Last week was a great week for supporters of the status quo in Albany. But, for those of us who were optimistic that we would actually see real reform in state government, it was a painful reminder that the "three men in a room" mantra in Albany is stronger than ever.
To close the budget deficit in the 2008-2009 State Budget, deals were made behind closed doors to pass the Deficit Reduction Plan (DRP). This was done with very little, if any, input from the "rank and file" members of the Legislature.
This legislation will be devastating to many state organizations and programs that have planned their budgets based on funding that has now been swept into the General Fund to close the deficit.
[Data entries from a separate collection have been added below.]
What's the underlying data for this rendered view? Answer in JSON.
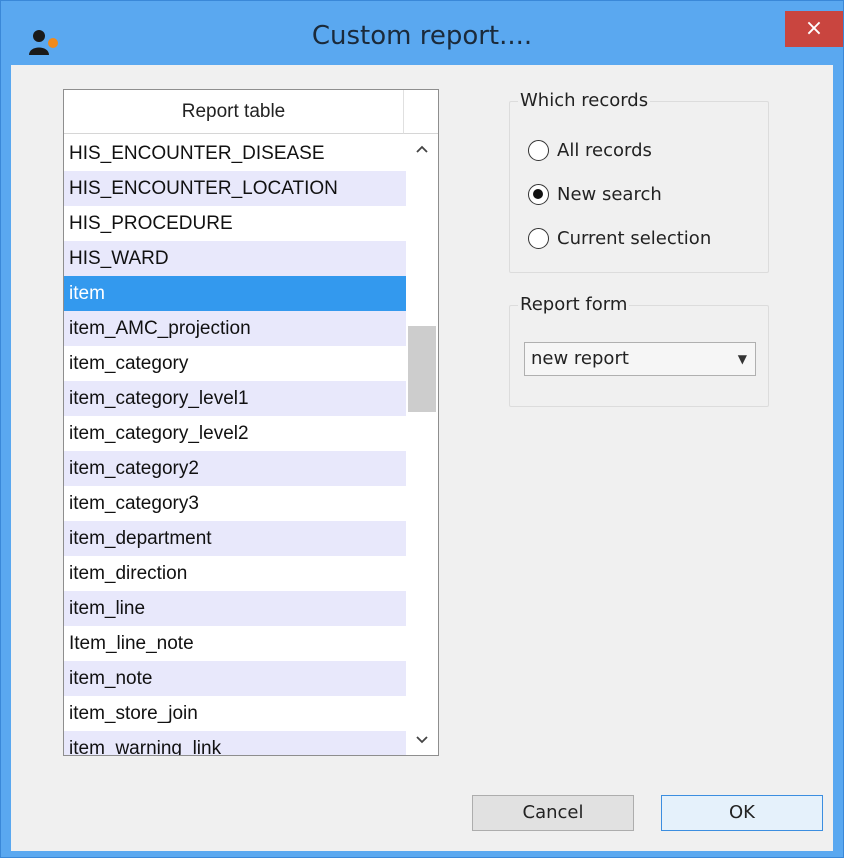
{
  "window": {
    "title": "Custom report....",
    "close_label": "×"
  },
  "report_table": {
    "header": "Report table",
    "selected_index": 4,
    "items": [
      "HIS_ENCOUNTER_DISEASE",
      "HIS_ENCOUNTER_LOCATION",
      "HIS_PROCEDURE",
      "HIS_WARD",
      "item",
      "item_AMC_projection",
      "item_category",
      "item_category_level1",
      "item_category_level2",
      "item_category2",
      "item_category3",
      "item_department",
      "item_direction",
      "item_line",
      "Item_line_note",
      "item_note",
      "item_store_join",
      "item_warning_link"
    ]
  },
  "which_records": {
    "legend": "Which records",
    "options": [
      {
        "label": "All records",
        "checked": false
      },
      {
        "label": "New search",
        "checked": true
      },
      {
        "label": "Current selection",
        "checked": false
      }
    ]
  },
  "report_form": {
    "legend": "Report form",
    "selected_value": "new report"
  },
  "buttons": {
    "cancel": "Cancel",
    "ok": "OK"
  },
  "icons": {
    "app": "app-person-icon",
    "scroll_up": "chevron-up-icon",
    "scroll_down": "chevron-down-icon",
    "dropdown": "caret-down-icon"
  },
  "colors": {
    "titlebar": "#5aa8f0",
    "selection": "#3399ee",
    "alt_row": "#e8e8fb",
    "close_button": "#c9453f"
  }
}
To make matters worse, DRP legislation doesn't eliminate much debt. It simply redistributes it from organizations and programs that weren't responsible for getting us in this hole to begin with. One example that stands out is the overwhelming blow aimed at the State University of New York (SUNY).
The SUNY Board of Trustees recently raised tuition $620 per year. Ninety percent of the revenue generated from this tuition hike has been diverted to the General Fund. Students are finding it hard enough as it is to pay for college. It was wrong that $76 million from SUNY classrooms is being used to pay for the state's problem. Our SUNY students have essentially been taxed to close the deficit.
The budget deficit reduction legislation did not do much reducing. With nearly 77 percent of funding coming from other state sources, this legislation may have been more properly called the "budget diversion plan."
Before this legislation was brought to the floor for a vote, the majorities should have waited to see what sort of funding the Federal Government would be providing to the state when they pass economic stimulus legislation. It is very possible that such drastic cuts to various organizations and programs would not have been necessary.
I voted against these bills without any hesitation. Any time legislation with such dramatic statewide ramifications are crafted in secrecy without input from the entire Legislature, we are taking a step back from the transparency and reform that New Yorkers are screaming for.